Abigail Adams, the first first lady to live in the White House moved into the White House from the former capital in Philadelphia while the house was still under considerable construction. Built so close to the Potomac River on still swampy ground, the first lady found the East Room of the White House to be the warmest and driest and it was there she chose to hang her laundry to dry.
Abagail's ghost has been spotted walking out of the East Room with arms outstretched as if carrying laundry.
David Burns, who sold the government most of the land on which the city of Washington--including the presidential residence--was built, has been reportedly heard but not seen.

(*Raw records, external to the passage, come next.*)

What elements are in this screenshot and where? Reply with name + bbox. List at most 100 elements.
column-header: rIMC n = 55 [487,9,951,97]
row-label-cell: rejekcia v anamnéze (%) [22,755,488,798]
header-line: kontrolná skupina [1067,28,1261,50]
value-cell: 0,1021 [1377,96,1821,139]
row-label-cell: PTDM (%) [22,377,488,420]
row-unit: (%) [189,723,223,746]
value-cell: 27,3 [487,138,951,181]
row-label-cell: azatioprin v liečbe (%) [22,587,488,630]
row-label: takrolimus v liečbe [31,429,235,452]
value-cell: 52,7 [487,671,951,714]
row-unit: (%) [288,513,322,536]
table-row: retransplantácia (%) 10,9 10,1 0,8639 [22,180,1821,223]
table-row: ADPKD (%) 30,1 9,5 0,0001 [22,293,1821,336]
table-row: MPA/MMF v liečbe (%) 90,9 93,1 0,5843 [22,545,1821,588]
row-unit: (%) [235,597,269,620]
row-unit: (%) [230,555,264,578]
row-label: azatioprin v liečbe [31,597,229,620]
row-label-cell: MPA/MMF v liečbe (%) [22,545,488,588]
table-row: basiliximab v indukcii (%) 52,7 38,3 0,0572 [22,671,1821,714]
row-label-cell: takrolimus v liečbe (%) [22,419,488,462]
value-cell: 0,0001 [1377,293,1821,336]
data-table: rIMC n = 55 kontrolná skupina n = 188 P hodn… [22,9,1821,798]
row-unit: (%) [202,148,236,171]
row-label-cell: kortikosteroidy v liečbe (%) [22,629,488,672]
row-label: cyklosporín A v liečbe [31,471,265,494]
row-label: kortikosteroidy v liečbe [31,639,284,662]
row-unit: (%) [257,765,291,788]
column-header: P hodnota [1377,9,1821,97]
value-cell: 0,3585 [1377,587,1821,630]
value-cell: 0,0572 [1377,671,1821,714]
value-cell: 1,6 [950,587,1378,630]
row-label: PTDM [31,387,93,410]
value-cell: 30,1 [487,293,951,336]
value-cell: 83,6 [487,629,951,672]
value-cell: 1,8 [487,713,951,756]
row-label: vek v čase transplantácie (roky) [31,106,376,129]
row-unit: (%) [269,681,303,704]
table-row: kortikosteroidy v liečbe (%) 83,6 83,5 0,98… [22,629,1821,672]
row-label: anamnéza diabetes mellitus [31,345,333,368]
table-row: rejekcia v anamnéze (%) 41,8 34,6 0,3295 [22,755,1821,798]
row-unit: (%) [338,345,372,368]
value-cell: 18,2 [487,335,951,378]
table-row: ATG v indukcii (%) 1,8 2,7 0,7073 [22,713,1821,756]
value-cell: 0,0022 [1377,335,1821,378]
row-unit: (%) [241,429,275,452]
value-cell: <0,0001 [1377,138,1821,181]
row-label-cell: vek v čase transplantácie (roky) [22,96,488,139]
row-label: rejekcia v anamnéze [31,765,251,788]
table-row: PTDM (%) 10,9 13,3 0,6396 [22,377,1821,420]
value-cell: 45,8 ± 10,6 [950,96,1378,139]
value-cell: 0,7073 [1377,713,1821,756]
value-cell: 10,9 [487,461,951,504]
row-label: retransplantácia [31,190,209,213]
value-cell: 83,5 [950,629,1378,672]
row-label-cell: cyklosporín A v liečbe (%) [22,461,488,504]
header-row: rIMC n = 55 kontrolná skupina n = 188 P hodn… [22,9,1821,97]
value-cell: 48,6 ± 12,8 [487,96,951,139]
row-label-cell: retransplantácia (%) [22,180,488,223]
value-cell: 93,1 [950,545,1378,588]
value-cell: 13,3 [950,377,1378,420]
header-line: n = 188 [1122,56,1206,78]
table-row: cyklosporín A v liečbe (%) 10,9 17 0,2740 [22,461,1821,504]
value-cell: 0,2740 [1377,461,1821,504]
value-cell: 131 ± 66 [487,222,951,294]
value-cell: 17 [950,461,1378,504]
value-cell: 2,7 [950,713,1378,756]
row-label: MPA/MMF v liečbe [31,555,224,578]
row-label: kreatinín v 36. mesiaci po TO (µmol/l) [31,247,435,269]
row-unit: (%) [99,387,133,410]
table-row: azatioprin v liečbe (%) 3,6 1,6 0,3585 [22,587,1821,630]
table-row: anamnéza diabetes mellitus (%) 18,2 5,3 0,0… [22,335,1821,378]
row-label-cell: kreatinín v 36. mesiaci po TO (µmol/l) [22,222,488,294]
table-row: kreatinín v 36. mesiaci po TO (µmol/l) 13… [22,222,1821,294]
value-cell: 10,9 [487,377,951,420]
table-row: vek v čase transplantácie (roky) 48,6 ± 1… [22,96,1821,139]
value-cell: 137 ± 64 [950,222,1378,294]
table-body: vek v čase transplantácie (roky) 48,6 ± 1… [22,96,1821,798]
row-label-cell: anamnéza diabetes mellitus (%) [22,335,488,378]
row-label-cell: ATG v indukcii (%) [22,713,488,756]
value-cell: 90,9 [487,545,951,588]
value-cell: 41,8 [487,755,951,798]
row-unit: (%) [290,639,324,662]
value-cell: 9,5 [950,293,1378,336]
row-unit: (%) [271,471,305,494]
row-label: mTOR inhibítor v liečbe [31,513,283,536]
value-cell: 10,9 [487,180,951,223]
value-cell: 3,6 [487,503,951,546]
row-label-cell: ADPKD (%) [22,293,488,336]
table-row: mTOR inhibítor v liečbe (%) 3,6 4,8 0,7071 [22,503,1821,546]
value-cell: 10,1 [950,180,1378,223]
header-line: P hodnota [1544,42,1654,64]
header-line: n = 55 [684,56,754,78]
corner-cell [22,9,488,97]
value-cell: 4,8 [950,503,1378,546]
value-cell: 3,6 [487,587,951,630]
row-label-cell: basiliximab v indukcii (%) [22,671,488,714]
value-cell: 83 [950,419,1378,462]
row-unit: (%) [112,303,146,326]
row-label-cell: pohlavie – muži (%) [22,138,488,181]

FDr's valet, Cesar Carrera heard a voice calling his name as he stood in the Yellow Oval Room. When he turned to see who it was, the voice said, "I am Mr. Burns." A guard from the Truman administration heard the same thing in the same spot.
Andrew "Old Hickory" Jackson is another case of being heard, but not seen. Mary Todd Lincoln reportedly told friends she had heard Jackson stomping and swearing through the halls of the presidential residence. The Rose Room, Jackson's bedchamber while he was president, is believed by some to be one of the most haunted rooms in the White House. One of Lyndon Johnson's aides heard the same cursing coming from the Rose Bedroom in 1964 and a White House seamstress once felt Jackson lean over her as she was hemming the bedspread on his bed.